Chills ran down his body uncontrollably as he tried to will his body to step further into the garden despite the growing compulsion to forget his mission and flee for his life; everything here was either sinister of dead, so how long would it be before he also was lost to time and forgotten.
“No,” he whispered silently to himself and whatever was making the rustling within the bushes to his right, “I am on a mission of vital importance. I must see if it is here.”
The bush, misshapen and brown, seemed to be closer to him. Was he seeing things? Had the pressure of exploring finally caught up with him and given him a case of insanity?
He shook his head to get the cobwebs of potential insanity out, and stepped through the threshold, hesitating for a moment to catch his breath. He had always been prone to “flights of fancy” and, according to his childhood imaginary friend Bobo Jam-Butterpot III, had an overactive imagination.
Stolen from its rightful place, this narrative is not meant to be on Amazon; report any sightings.
Maybe, this was another case like when he fought the local vampire lord who turned out to just be an albino recluse.
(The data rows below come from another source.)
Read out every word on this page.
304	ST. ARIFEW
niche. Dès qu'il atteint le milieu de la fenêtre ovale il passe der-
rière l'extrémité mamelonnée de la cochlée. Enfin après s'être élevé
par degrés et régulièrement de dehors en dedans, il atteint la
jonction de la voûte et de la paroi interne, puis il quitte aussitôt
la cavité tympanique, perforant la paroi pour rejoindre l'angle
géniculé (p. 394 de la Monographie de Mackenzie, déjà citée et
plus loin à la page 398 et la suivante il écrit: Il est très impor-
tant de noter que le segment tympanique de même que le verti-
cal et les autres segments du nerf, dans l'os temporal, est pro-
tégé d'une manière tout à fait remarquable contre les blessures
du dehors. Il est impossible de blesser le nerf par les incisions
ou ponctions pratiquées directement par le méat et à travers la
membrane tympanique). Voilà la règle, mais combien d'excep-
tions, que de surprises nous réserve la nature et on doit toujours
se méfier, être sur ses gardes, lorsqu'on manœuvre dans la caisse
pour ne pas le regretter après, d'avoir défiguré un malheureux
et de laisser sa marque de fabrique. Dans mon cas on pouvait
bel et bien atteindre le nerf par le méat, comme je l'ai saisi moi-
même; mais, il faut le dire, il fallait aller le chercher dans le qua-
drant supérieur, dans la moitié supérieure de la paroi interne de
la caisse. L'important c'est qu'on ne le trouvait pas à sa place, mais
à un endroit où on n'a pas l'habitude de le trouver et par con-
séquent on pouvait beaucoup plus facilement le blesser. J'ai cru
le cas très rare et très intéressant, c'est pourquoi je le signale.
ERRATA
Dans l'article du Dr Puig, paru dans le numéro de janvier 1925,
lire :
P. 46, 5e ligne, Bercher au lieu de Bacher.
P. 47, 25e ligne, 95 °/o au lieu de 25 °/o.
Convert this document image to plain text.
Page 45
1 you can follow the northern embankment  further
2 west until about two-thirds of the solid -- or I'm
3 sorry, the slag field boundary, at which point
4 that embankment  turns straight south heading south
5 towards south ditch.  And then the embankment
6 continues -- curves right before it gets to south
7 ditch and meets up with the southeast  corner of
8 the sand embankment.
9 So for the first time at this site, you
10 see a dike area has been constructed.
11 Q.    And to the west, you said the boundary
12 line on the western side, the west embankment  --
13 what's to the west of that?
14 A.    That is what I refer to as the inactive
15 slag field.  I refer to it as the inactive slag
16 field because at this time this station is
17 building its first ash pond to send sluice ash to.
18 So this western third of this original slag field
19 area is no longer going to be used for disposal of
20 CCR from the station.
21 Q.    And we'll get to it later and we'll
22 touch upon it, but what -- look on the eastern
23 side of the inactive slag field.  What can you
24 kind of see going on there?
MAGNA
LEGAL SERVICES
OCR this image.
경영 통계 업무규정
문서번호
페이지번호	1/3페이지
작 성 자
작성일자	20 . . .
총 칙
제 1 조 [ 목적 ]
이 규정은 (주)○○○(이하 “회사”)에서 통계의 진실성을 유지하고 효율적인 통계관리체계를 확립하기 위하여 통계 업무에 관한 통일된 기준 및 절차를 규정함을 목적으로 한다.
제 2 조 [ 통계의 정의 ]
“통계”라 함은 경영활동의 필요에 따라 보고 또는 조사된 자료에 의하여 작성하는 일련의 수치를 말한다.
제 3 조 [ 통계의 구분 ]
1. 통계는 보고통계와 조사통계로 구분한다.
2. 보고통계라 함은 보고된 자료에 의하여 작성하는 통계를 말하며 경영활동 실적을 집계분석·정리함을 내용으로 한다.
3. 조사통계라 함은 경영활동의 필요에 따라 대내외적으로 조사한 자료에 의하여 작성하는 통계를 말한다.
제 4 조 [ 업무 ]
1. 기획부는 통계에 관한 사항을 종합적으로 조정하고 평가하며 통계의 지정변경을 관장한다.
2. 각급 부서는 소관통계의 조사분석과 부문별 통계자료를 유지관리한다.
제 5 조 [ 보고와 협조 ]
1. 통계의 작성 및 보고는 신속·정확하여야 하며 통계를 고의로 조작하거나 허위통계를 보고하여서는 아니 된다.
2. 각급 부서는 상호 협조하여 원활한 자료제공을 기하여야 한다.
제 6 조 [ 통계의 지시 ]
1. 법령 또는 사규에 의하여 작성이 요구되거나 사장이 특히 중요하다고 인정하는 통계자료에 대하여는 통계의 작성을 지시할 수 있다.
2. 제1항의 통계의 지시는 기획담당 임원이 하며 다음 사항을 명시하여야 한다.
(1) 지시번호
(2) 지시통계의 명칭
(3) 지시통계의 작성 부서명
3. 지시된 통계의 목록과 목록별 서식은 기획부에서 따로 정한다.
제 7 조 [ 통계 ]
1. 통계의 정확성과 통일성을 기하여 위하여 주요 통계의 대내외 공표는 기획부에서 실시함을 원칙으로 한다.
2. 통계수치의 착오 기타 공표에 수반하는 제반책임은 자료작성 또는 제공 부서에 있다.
Maybe.
It didn’t really matter though, because ever since he had found the key at the black market, which, surprisingly WASN’T frequented by people dressed only in black, he had been obsessed with finding the Fairy Garden. It had been lost to myth, and if he could prove that fairies had actually existed at one point then maybe, just maybe, he would be able to also prove that some magicians practiced real magic, and weren’t all charlatans. Maybe
It had taken him weeks to find where, according to all of the stories, the garden of the Fairy King had been. Countless hours spent pouring over what everyone else called “fairy tales” but that he now knew were historically accurate tales for clues so that he could geolocate where it would be.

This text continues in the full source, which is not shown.